Your idea is fine. You might want to put the socket(s) under the bed to save cutting and use 16mm box for the light switches. The wiring must be flex as things will move around but will need securely fixing to the bed where it could snag or be pulled. You need to consider the fusing. It is not a good idea to connect the bedlights to a 13A wall socket. If the bed socket is just for electric blankets you might be able to put a smaller fuse in the plug to the wall - depends on requirements for blankets - and use the socket as a junction box. It would be better to put an inline fuse in the cable to the light switches. Remember the heat from lamps has to go somewhere so positioning is important and, despite what you might read, there is some heat given off by LEDs so even these need cooling air.
 
OK plenty more laughs to be had...
I have no idea what you are refereing to :oops: :LOL:


I think your comment more or less follows my thinking, it's good get a second opinion.

I was going to use an unswitched fused spur box (e.g http://www.tlc-direct.co.uk/Products/GU5000.html) to separate the light's wiring from the line to the socket. Probably with a 3A fuse.

The socket is mostly for things like phone chargers & laptops so I could use a small fuse - but it's probably going to get a hoover or something stuck in it eventually, so I will probably stick with 13A at the plug.

For lighting I'll probably buy finished fixtures and install them according to the instructions (for clearances etc).
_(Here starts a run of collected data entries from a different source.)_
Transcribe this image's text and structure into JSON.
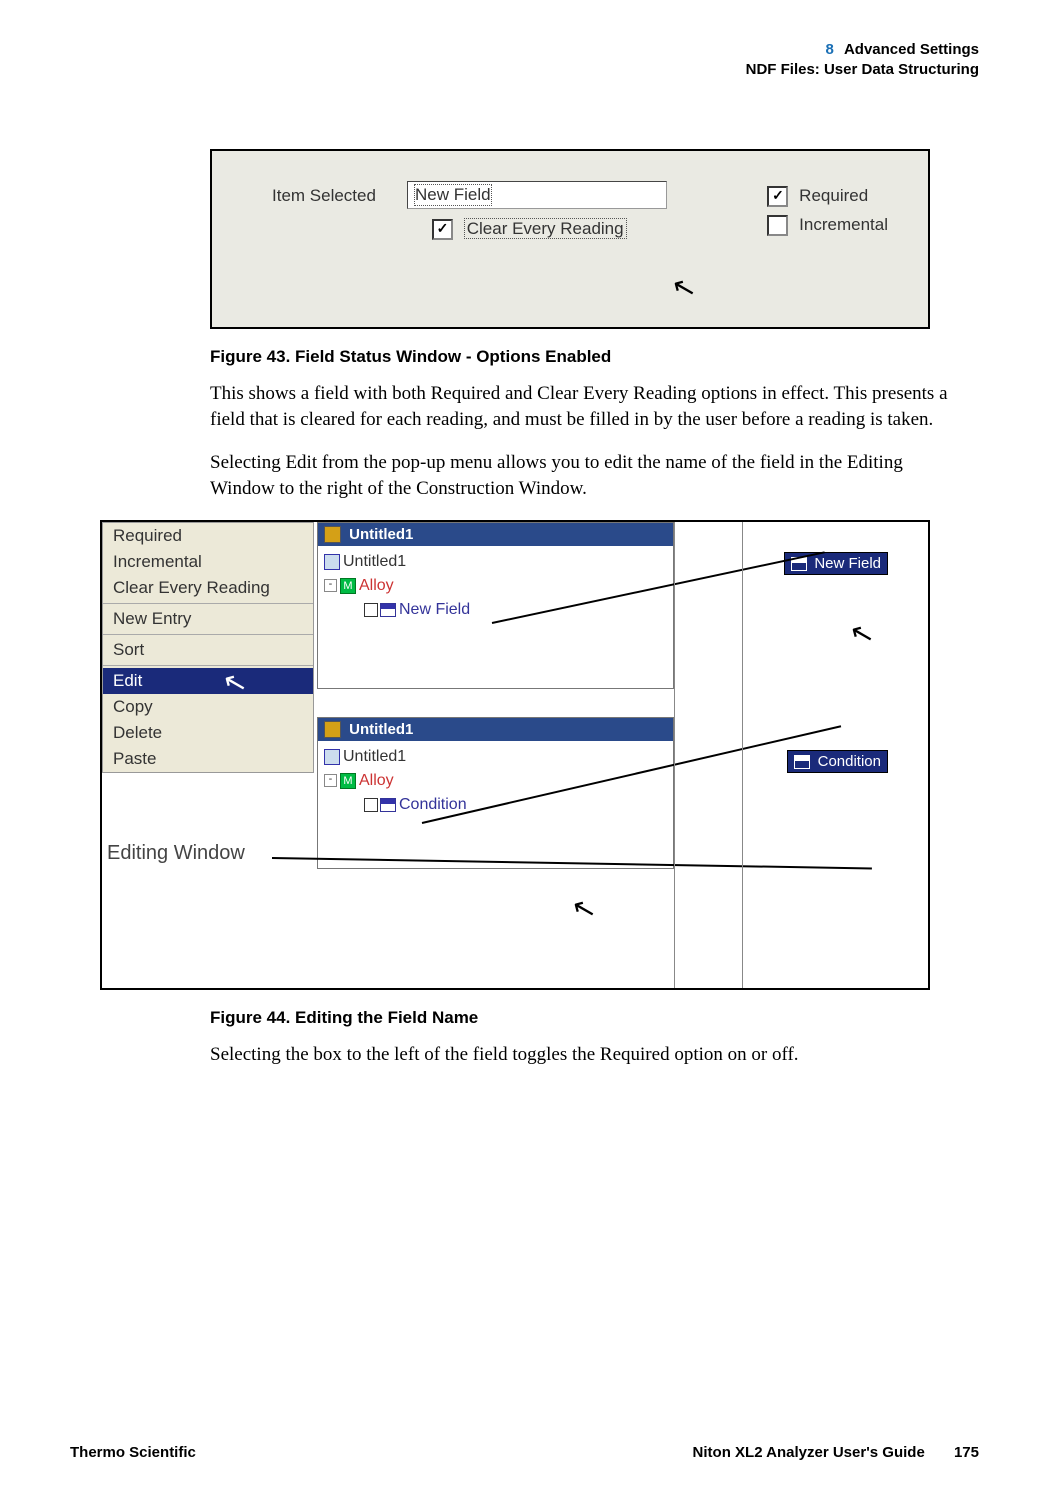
{
  "header": {
    "chapter_num": "8",
    "chapter_title": "Advanced Settings",
    "subtitle": "NDF Files: User Data Structuring"
  },
  "fig43": {
    "item_selected_label": "Item Selected",
    "field_value": "New Field",
    "clear_label": "Clear Every Reading",
    "required_label": "Required",
    "incremental_label": "Incremental",
    "caption": "Figure 43.   Field Status Window - Options Enabled"
  },
  "para1": "This shows a field with both Required and Clear Every Reading options in effect. This presents a field that is cleared for each reading, and must be filled in by the user before a reading is taken.",
  "para2": "Selecting Edit from the pop-up menu allows you to edit the name of the field in the Editing Window to the right of the Construction Window.",
  "fig44": {
    "menu": {
      "required": "Required",
      "incremental": "Incremental",
      "clear": "Clear Every Reading",
      "new_entry": "New Entry",
      "sort": "Sort",
      "edit": "Edit",
      "copy": "Copy",
      "delete": "Delete",
      "paste": "Paste"
    },
    "editing_window_label": "Editing Window",
    "panel_top": {
      "title": "Untitled1",
      "row1": "Untitled1",
      "alloy": "Alloy",
      "new_field": "New Field"
    },
    "panel_bottom": {
      "title": "Untitled1",
      "row1": "Untitled1",
      "alloy": "Alloy",
      "condition": "Condition"
    },
    "right_label_top": "New Field",
    "right_label_bottom": "Condition",
    "caption": "Figure 44.   Editing the Field Name"
  },
  "para3": "Selecting the box to the left of the field toggles the Required option on or off.",
  "footer": {
    "left": "Thermo Scientific",
    "right_title": "Niton XL2 Analyzer User's Guide",
    "page": "175"
  }
}
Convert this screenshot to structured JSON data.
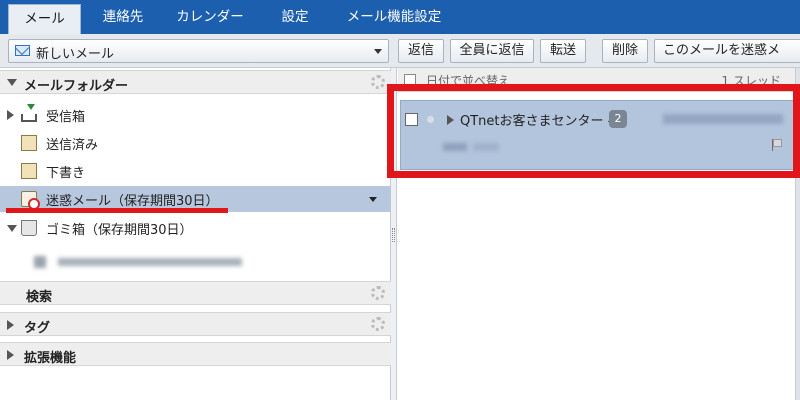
{
  "tabs": [
    {
      "label": "メール",
      "active": true
    },
    {
      "label": "連絡先",
      "active": false
    },
    {
      "label": "カレンダー",
      "active": false
    },
    {
      "label": "設定",
      "active": false
    },
    {
      "label": "メール機能設定",
      "active": false
    }
  ],
  "toolbar": {
    "new_mail_label": "新しいメール",
    "buttons": [
      "返信",
      "全員に返信",
      "転送",
      "削除",
      "このメールを迷惑メ"
    ]
  },
  "folders_section": {
    "title": "メールフォルダー",
    "items": [
      {
        "label": "受信箱",
        "icon": "inbox-icon",
        "selected": false
      },
      {
        "label": "送信済み",
        "icon": "sent-folder-icon",
        "selected": false
      },
      {
        "label": "下書き",
        "icon": "draft-folder-icon",
        "selected": false
      },
      {
        "label": "迷惑メール（保存期間30日）",
        "icon": "spam-folder-icon",
        "selected": true
      },
      {
        "label": "ゴミ箱（保存期間30日）",
        "icon": "trash-icon",
        "selected": false
      }
    ]
  },
  "search_section": {
    "title": "検索"
  },
  "tags_section": {
    "title": "タグ"
  },
  "extensions_section": {
    "title": "拡張機能"
  },
  "message_list": {
    "header_sort": "日付で並べ替え",
    "header_threads": "1 スレッド",
    "messages": [
      {
        "sender": "QTnetお客さまセンター -",
        "count": "2"
      }
    ]
  },
  "colors": {
    "topbar": "#1b5fae",
    "selection": "#b7c8de",
    "highlight_annotation": "#e0161a"
  }
}
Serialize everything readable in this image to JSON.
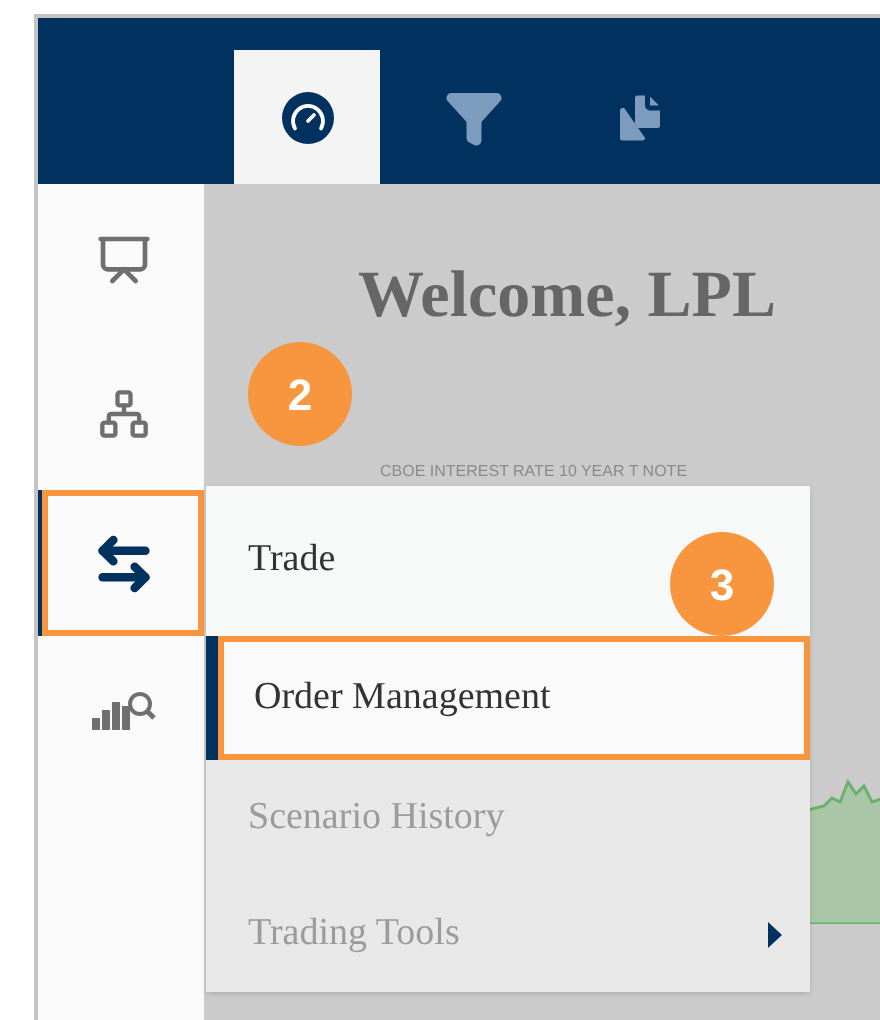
{
  "header_tabs": [
    {
      "kind": "gauge",
      "selected": true
    },
    {
      "kind": "filter",
      "selected": false
    },
    {
      "kind": "documents",
      "selected": false
    }
  ],
  "sidebar": {
    "items": [
      {
        "kind": "presentation",
        "selected": false,
        "highlighted": false
      },
      {
        "kind": "org-chart",
        "selected": false,
        "highlighted": false
      },
      {
        "kind": "swap",
        "selected": true,
        "highlighted": true
      },
      {
        "kind": "analytics",
        "selected": false,
        "highlighted": false
      }
    ]
  },
  "content": {
    "heading": "Welcome, LPL",
    "chart_title": "CBOE INTEREST RATE 10 YEAR T NOTE"
  },
  "menu": {
    "items": [
      {
        "label": "Trade",
        "selected": false,
        "disabled": false,
        "submenu": false,
        "highlighted": false
      },
      {
        "label": "Order Management",
        "selected": true,
        "disabled": false,
        "submenu": false,
        "highlighted": true
      },
      {
        "label": "Scenario History",
        "selected": false,
        "disabled": true,
        "submenu": false,
        "highlighted": false
      },
      {
        "label": "Trading Tools",
        "selected": false,
        "disabled": true,
        "submenu": true,
        "highlighted": false
      }
    ]
  },
  "callouts": [
    {
      "label": "2"
    },
    {
      "label": "3"
    }
  ]
}
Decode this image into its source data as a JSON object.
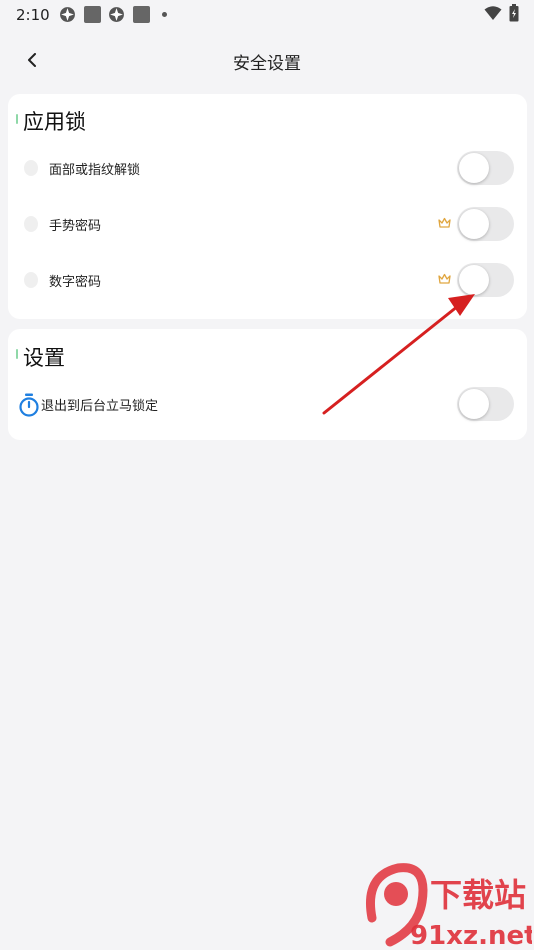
{
  "status_bar": {
    "time": "2:10",
    "icons": [
      "app-icon",
      "square-icon",
      "app-icon",
      "square-icon",
      "dot-icon",
      "wifi-icon",
      "battery-icon"
    ]
  },
  "header": {
    "back_icon": "back-icon",
    "title": "安全设置"
  },
  "app_lock": {
    "title": "应用锁",
    "items": [
      {
        "label": "面部或指纹解锁",
        "icon": "fingerprint-icon",
        "premium": false,
        "enabled": false
      },
      {
        "label": "手势密码",
        "icon": "fingerprint-icon",
        "premium": true,
        "enabled": false
      },
      {
        "label": "数字密码",
        "icon": "fingerprint-icon",
        "premium": true,
        "enabled": false
      }
    ]
  },
  "settings": {
    "title": "设置",
    "items": [
      {
        "label": "退出到后台立马锁定",
        "icon": "timer-icon",
        "enabled": false
      }
    ]
  },
  "colors": {
    "background": "#f4f4f6",
    "card": "#ffffff",
    "toggle_off": "#e9e9ea",
    "section_accent": "#8fd8a8",
    "timer_blue": "#1f7fe0",
    "crown_gold": "#e0a640",
    "annotation_arrow": "#d62020",
    "watermark_red": "#e0303a"
  },
  "watermark": {
    "logo_mark": "9",
    "name": "下载站",
    "domain": "91xz.net"
  }
}
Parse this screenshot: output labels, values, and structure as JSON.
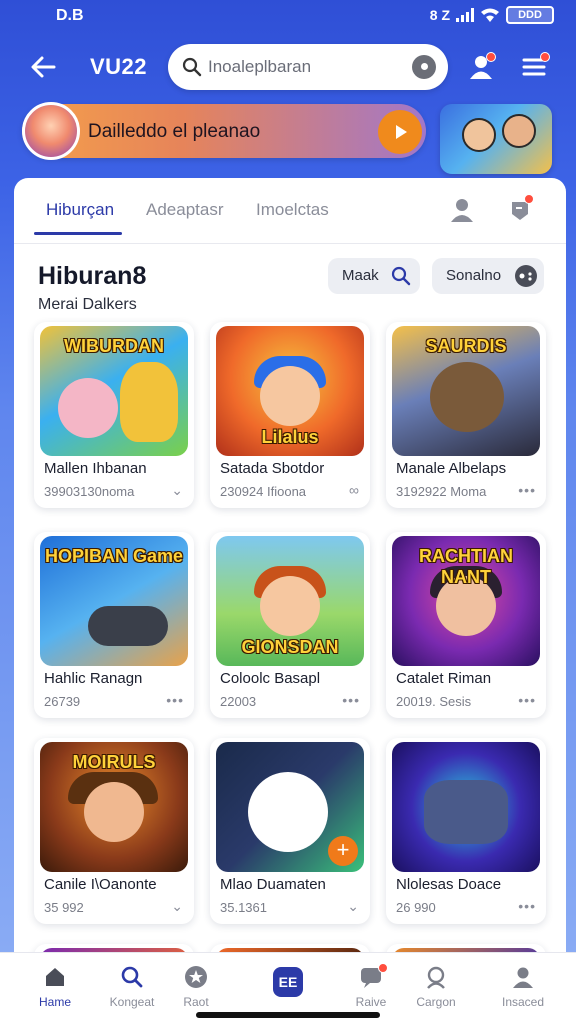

They won't be anywhere they are likely to be covered by bedding!
 
Might be worth thinking about connecting to the bed via a 15A rated IEC 60309 C13 & C14.....
 
Sorry, yes.

It seems neater.

It may allow the cord to be pulled free if the bed is moved, but that would depend on the angles involved.

If the bed does need to be moved it would avoid having to deal with a flex and plug trailing around.